В ответ на этот призыв, заглядывая в себя, он ощущал «волну большой любви, похожей на счастье», в которой тонут все его мучения, злость и пр. Это состояние очень близко к тому, чтобы забыть свое «я» и уйти в секту, волна для него, а следовательно, и секта – возможность выхода из одиночества, от которого Пришвин многие годы страдал, и то, что он называет волной, стихией, плазмой, было его путеводной звездой:
«Та же самая волна ведет и в тюрьму, и к ней, и в литературу, и в степь: расширение души после греха».
[252]
Что было у него общего с хлыстами? Собственная судьба – вот что!
Трагическое разделение плоти и духа было ему хорошо знакомо, он через это прошел и в пору работы над автобиографическим романом написал: «Если бы не было Павловны, то Курымушка превратился бы или в хлыста, или в трагическое лицо „с неправильным умом“».
[253] Но тогда смотрел на эти вещи иначе: «Православие – покой и смирение, хлыстовство – движение, внутреннее строительство и гордость.

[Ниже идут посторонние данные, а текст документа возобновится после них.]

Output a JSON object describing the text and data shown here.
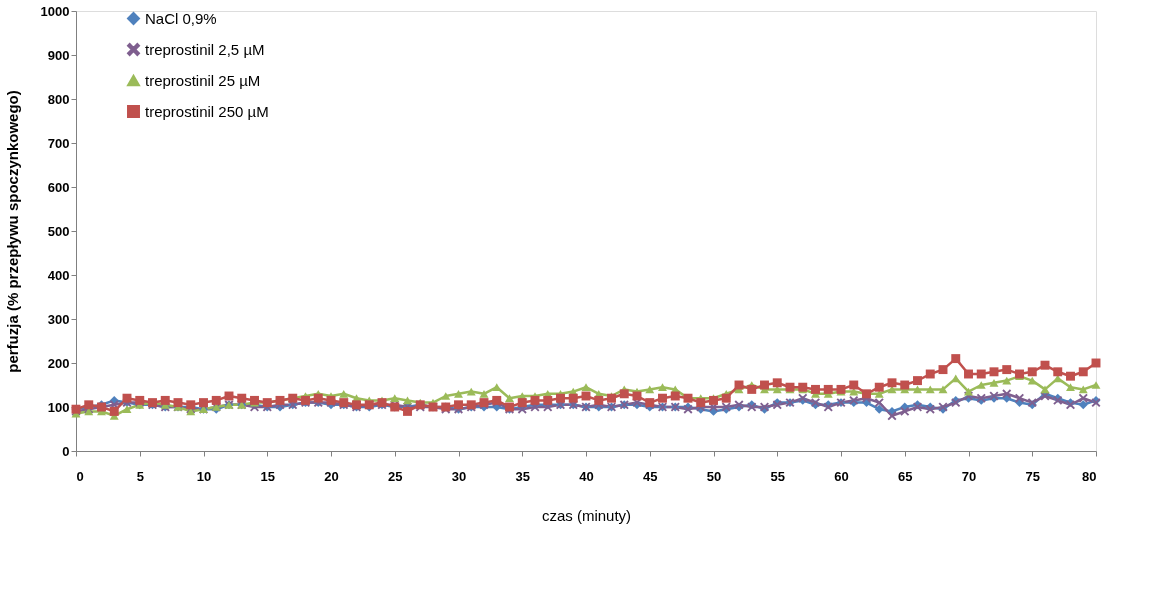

Хлыстовство невидимо стоит за спиной православия, это его страшный двойник, это подземная река, уводящая лоно спокойных вод православия в темное будущее».
Поскольку мечтой о будущем он был болен всю жизнь, что, по-видимому, и оказалось через несколько лет главной точкой соприкосновения его с большевиками (с «идеальными» большевиками, как поправил бы сам Михаил Михайлович), то определенный риск оказаться в этой секте не просто любопытствующим, но ее верным адептом, для писателя существовал.
«Жизнь наша – чан кипящий, мы варимся в этом чану, у нас нет ничего своего отдельного, и знаем, у кого какая рубашка: нынче она у меня, завтра у соседа. Бросьтесь к нам в чан, умрите с нами, и мы вас воскресим. Вы воскреснете вождями народа», – говорил Павел Михайлович Легкобытов.
И все же Пришвин в 1910 году никуда не бросился и даже не колебался, он хладнокровно взял из этого чана то, что было ему нужно (хотя бы вот это: «Как это мудро у хлыстов: человек работает – Бог спит, человек спит – Бог работает. Да конечно же, Бог не умер, а спит»
[254]), и отошел в сторону.
И для него сектантский мир был потрясением, как и для всей интеллигенции начала века, но, слава богу, он не встретился с этими людьми раньше, в пору брожения молодых соков и половой неудовлетворенности, когда его могли бы подвигнуть и на самое радикальное решение мучившей его проблемы, а был теперь вполне зрелым человеком, и игра с хлыстами и в хлыстов была для него, если так можно выразиться, управляемой ядерной реакцией.
Минуты колебания были ведомы и этому человеку.
– Пожалуй, лет через пять и я к вам перейду, – сказал однажды Пришвин Легкобытову.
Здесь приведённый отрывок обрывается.